La metáfora es un verdadero
hallazgo y su sentido está a la vista: no solo hay que recomponer la
corporación sino que la supervivencia de la misma la ha transformado, de
repente, en un objeto valioso. Asimismo, la apuesta no es por la mera
recomposición de lo que alguna vez existió sino por la creación de una entidad
mucho más potente, con cicatrices a la vista, pero más monolítica que nunca.

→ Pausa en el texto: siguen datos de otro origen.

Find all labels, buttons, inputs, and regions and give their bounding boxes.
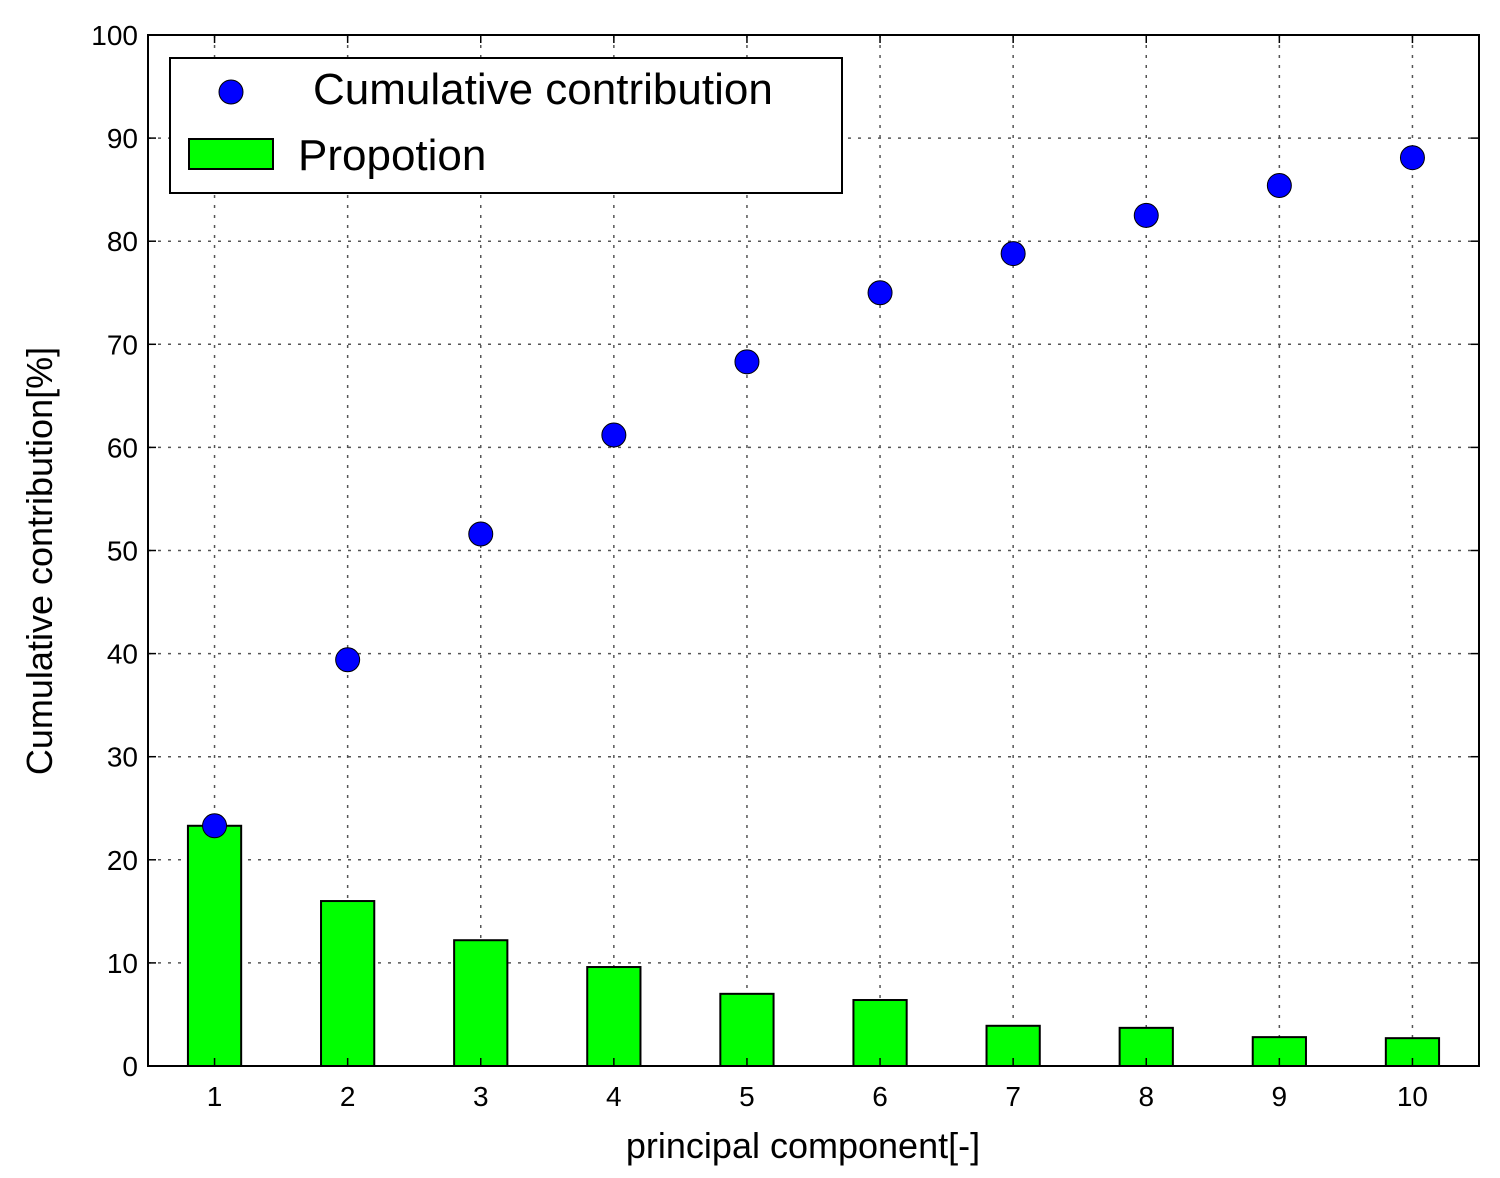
legend-box [169, 57, 843, 194]
x-tick-label-6: 6 [872, 1081, 888, 1112]
point-3 [468, 521, 494, 547]
bar-6 [852, 999, 908, 1067]
y-tick-label-100: 100 [91, 20, 138, 51]
y-tick-label-80: 80 [107, 226, 138, 257]
x-tick-label-2: 2 [340, 1081, 356, 1112]
point-6 [867, 280, 893, 306]
legend-marker-cumulative [218, 79, 244, 105]
y-tick-label-60: 60 [107, 432, 138, 463]
y-tick-label-70: 70 [107, 329, 138, 360]
y-axis-title: Cumulative contribution[%] [19, 347, 60, 775]
bar-1 [186, 824, 243, 1067]
y-tick-label-90: 90 [107, 123, 138, 154]
x-axis-title: principal component[-] [626, 1125, 980, 1166]
x-tick-label-9: 9 [1272, 1081, 1288, 1112]
point-1 [202, 813, 228, 839]
point-9 [1266, 173, 1292, 199]
point-8 [1133, 202, 1159, 228]
point-10 [1399, 145, 1425, 171]
legend-marker-propotion [188, 138, 274, 170]
y-tick-label-50: 50 [107, 536, 138, 567]
point-4 [601, 422, 627, 448]
y-tick-label-0: 0 [122, 1051, 138, 1082]
y-tick-label-10: 10 [107, 948, 138, 979]
bar-2 [320, 900, 376, 1067]
x-tick-labels: 1 2 3 4 5 6 7 8 9 10 [207, 1081, 1428, 1112]
x-tick-label-10: 10 [1397, 1081, 1428, 1112]
y-tick-label-20: 20 [107, 845, 138, 876]
y-tick-label-40: 40 [107, 639, 138, 670]
scatter-series [202, 145, 1425, 839]
x-tick-label-5: 5 [739, 1081, 755, 1112]
x-tick-label-8: 8 [1138, 1081, 1154, 1112]
point-5 [734, 349, 760, 375]
bar-5 [719, 992, 775, 1068]
legend: Cumulative contribution Propotion [169, 57, 843, 194]
legend-label-propotion: Propotion [298, 131, 486, 180]
bar-4 [586, 966, 642, 1067]
legend-label-cumulative: Cumulative contribution [313, 65, 773, 114]
x-tick-label-7: 7 [1005, 1081, 1021, 1112]
axis-ticks [148, 34, 1479, 1067]
point-2 [335, 647, 361, 673]
y-tick-label-30: 30 [107, 742, 138, 773]
y-tick-labels: 0 10 20 30 40 50 60 70 80 90 100 [91, 20, 138, 1082]
bar-series [186, 824, 1441, 1068]
point-7 [1000, 241, 1026, 267]
x-tick-label-1: 1 [207, 1081, 223, 1112]
x-tick-label-3: 3 [473, 1081, 489, 1112]
x-tick-label-4: 4 [606, 1081, 622, 1112]
bar-3 [453, 939, 509, 1068]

No deja de sorprender que se
puedan verter abiertamente pretensiones de restitución corporativas y que haya
ciudadanos de a pie que entiendan tal restitución como algo esencial para la
vida democrática, pero sin dudas, la famosa “grieta” ha obligado a que los
intereses se expongan con mayor nitidez y sin eufemismos. Desde mi punto de
vista, tal exposición es positiva más allá de que parte de las audiencias hoy
sienta una profunda angustia por sospechar del medio con el cual se informaba y
por darse cuenta que, en buena medida, elegimos informarnos por aquellos
canales cuya línea editorial confirma nuestra perspectiva. Claro que sería
mejor una entidad individual o colectiva que tuviera acceso a un punto de vista
privilegiado y que generosamente nos lo acercara a los hombres comunes en un
gesto prometeico. Pero tal entidad no existe y tal pretensión hoy se puede
visitar en museos donde todos quieren ser curadores o se puede rememorar en cada
una de las manos que intentan revivir un objeto de cerámica roto.